What is virtualization?


Welcome to the vSphere tutorial. This information will help you learn about virtualization concepts, components of VMware vSphere and the inventory, and using the vSphere Web Client to manage your virtual infrastructure.

What is virtualization?

Virtualization is an abstraction layer that breaks the hard connection between the physical hardware and the operating system. A virtual infrastructure is an enterprise-wide solution that provides fluid, powerful computing that maximizes resource utilization and cost savings.
Virtual machines are the key element to a virtual infrastructure. Virtualization allows you to run multiple virtual machines with heterogeneous operating systems and applications to run in isolation, side-by-side on the same physical machine.
Using virtualization, you can dynamically move resources where they are needed, and move processing where it makes most sense. This is possible because VMware detaches the operating system and its applications from the hardware they run on.

Physical vs. virtual

A virtual machine is a software computer that, like a physical computer, runs an operating system and applications. It has its own set of virtual hardware on which a guest operating system and its applications run. The operating system sees a consistent set of hardware regardless of the actual physical hardware components.
Virtual machines are not emulators or simulators. They are real machines that can do the same things physical computers can do and more. Because of the flexibility of virtual machines, physical computers become less a way to provide services (applications, databases, and so on) and more a way to house the virtual machines that provide those services.

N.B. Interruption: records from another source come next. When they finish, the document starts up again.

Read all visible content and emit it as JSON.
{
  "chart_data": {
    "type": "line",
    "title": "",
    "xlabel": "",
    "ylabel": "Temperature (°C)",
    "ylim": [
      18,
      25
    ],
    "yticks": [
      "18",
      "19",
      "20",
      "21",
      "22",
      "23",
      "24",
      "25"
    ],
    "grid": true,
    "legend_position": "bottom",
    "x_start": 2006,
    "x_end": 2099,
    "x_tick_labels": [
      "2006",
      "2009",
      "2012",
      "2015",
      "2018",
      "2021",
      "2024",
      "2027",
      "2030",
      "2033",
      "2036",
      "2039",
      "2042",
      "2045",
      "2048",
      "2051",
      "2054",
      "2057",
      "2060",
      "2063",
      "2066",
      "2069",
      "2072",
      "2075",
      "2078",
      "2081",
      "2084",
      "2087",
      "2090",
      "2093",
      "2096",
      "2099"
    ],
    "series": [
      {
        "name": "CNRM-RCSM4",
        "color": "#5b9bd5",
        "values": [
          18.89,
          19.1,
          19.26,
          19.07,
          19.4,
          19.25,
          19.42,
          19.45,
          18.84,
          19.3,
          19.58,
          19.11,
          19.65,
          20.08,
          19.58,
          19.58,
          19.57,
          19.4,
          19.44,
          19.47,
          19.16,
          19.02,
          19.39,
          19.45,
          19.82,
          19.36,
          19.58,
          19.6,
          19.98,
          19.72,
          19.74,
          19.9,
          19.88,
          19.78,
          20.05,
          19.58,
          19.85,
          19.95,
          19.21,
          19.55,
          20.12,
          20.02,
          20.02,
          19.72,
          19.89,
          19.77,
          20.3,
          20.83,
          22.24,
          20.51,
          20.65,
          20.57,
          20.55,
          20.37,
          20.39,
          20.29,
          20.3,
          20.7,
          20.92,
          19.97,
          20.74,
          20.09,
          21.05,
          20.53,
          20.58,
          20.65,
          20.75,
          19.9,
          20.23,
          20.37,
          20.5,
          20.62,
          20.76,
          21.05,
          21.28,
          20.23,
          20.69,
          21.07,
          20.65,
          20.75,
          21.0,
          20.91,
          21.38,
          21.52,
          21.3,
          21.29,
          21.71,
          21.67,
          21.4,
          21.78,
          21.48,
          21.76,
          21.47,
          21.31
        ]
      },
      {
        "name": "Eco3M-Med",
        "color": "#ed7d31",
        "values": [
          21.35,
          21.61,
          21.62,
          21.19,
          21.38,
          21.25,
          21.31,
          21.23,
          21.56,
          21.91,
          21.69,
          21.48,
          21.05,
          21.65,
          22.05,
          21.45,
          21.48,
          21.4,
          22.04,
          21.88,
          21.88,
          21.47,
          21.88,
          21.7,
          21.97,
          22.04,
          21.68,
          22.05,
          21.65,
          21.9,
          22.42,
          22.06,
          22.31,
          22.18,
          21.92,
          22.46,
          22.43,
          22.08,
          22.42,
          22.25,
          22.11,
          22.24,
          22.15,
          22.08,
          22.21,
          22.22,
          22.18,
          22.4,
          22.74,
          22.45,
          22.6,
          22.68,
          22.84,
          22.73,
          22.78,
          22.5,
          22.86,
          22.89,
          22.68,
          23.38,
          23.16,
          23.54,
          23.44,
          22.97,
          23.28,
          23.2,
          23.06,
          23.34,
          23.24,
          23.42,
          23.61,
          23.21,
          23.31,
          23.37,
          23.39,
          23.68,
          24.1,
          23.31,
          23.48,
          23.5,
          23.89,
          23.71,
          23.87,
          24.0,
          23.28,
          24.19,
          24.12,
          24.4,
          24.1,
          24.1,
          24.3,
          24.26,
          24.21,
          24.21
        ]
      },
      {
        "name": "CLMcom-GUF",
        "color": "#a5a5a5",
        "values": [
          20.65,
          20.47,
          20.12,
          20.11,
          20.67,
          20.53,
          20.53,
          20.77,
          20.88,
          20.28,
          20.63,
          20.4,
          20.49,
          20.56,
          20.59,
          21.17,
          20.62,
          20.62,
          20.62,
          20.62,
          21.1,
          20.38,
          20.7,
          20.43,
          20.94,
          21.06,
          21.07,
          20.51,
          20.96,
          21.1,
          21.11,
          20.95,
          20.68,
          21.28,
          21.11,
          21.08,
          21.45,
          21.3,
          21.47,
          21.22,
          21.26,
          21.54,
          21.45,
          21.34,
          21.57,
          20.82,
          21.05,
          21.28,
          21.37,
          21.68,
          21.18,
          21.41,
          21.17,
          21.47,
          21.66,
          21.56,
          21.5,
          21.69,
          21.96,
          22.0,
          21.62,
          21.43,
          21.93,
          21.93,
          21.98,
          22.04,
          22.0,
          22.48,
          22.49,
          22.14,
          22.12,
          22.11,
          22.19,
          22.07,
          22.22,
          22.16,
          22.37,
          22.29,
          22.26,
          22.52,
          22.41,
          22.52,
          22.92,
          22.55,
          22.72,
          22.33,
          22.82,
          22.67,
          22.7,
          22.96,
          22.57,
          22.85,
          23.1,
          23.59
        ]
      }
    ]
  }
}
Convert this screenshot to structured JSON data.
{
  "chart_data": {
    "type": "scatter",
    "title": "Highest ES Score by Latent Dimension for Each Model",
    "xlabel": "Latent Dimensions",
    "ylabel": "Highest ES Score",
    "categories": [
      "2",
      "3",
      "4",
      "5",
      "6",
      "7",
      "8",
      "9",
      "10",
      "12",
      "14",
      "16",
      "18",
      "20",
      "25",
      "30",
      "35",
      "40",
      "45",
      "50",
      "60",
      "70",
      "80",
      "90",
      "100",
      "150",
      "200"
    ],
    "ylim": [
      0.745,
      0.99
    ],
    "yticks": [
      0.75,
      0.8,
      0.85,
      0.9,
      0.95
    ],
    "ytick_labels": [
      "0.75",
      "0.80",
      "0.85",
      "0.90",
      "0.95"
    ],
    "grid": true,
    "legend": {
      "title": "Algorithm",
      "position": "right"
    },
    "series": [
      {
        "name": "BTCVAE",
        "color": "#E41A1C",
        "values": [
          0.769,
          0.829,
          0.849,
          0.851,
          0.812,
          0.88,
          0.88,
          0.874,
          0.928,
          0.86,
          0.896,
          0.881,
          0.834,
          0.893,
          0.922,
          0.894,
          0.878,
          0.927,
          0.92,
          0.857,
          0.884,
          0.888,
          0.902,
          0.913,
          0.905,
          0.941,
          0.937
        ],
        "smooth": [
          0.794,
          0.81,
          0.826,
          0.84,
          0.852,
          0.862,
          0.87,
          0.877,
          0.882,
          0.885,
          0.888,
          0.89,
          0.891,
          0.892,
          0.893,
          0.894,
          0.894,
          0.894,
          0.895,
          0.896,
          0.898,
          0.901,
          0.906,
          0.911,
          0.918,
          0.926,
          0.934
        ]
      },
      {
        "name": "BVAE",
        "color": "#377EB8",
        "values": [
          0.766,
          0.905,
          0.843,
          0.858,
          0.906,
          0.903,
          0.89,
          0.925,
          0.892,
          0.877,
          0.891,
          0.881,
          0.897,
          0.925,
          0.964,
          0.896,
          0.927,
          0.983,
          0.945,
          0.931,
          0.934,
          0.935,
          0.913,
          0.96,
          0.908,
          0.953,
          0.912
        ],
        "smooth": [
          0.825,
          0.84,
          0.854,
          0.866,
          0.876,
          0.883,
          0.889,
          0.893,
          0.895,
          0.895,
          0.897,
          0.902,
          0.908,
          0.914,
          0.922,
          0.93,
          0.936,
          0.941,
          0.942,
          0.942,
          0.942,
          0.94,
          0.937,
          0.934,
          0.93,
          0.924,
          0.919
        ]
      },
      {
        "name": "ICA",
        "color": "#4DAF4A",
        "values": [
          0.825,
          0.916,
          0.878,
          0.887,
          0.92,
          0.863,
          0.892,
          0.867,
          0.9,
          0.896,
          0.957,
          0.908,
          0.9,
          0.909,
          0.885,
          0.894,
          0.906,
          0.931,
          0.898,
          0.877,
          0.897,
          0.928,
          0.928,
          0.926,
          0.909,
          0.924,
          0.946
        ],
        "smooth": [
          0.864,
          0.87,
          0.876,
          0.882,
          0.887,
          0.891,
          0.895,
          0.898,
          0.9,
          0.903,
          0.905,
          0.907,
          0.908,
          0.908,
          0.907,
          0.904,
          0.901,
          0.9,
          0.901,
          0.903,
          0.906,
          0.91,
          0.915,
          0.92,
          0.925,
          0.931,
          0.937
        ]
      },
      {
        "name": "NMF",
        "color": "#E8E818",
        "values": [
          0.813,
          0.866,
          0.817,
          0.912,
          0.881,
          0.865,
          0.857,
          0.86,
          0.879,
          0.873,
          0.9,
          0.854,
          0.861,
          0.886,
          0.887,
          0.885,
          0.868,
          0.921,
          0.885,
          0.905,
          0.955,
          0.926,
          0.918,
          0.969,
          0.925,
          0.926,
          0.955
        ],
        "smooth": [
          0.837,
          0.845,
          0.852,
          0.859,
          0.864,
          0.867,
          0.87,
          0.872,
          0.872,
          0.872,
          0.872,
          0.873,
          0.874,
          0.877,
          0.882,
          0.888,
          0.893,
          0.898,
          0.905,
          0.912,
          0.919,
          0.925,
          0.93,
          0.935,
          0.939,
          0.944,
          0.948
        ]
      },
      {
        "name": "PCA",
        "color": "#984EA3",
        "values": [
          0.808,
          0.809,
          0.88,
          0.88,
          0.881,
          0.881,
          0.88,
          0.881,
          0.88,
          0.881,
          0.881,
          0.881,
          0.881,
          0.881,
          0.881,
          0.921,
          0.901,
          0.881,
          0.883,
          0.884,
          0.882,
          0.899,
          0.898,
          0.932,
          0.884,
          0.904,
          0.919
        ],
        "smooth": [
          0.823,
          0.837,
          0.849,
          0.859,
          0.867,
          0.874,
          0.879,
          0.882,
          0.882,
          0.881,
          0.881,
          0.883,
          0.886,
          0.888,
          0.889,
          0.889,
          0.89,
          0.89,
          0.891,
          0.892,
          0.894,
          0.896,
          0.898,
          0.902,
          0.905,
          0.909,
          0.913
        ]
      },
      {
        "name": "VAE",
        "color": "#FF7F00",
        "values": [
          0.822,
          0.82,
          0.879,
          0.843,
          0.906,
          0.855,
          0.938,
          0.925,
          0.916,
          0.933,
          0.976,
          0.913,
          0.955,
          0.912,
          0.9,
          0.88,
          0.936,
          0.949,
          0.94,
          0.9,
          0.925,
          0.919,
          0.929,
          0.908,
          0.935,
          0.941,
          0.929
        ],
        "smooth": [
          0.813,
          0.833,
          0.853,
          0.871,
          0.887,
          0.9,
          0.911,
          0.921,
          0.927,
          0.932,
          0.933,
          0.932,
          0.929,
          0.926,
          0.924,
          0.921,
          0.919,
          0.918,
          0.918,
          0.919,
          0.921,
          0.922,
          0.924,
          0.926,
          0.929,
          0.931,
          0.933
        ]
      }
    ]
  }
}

Benefits of virtual machines

A physical machine is hard to move, difficult to copy, and bound to a specific set of hardware. Virtual machines are easy to copy and move because they are independent of physical hardware. Also, they are easy to manage because they are isolated from other virtual machines running on the same physical hardware and insulated from physical-hardware changes.
Virtual machines enhance infrastructure by providing:
  • Freedom from physical hardware constraints
    Virtual machines allow the operation of heterogeneous operating systems running across heterogeneous hardware.
  • Backup and recovery with little or no down-time
    You can configure virtual machines with operating systems and applications once and then clone them many times. Backing up a virtual machine is as easy as backing up a few files. In this way, virtual machines ensure fast deployment and reliability.
  • Greater resource utilization
    Multiple virtual machines can run on the same physical server. In addition, consolidating computing power to fewer physical computers can substantially increase power savings in your enterprise

How does vSphere work?

VMware vSphere is a system for managing your virtual infrastructure. VMware vCenter Server is a tool that manages multiple host servers that run multiple virtual machines.
With vCenter Server, you can quickly provision new server virtual machines and create a library of standardized virtual machine templates so your newly provisioned systems always conform to your datacenter requirements.
The vCenter Server lets you migrate running virtual machines between host servers so that you can perform hardware maintenance with minimal downtime. Other vCenter Server features allow you to balance virtual machine workloads across hosts and manage virtual machines for high availability and disaster recovery.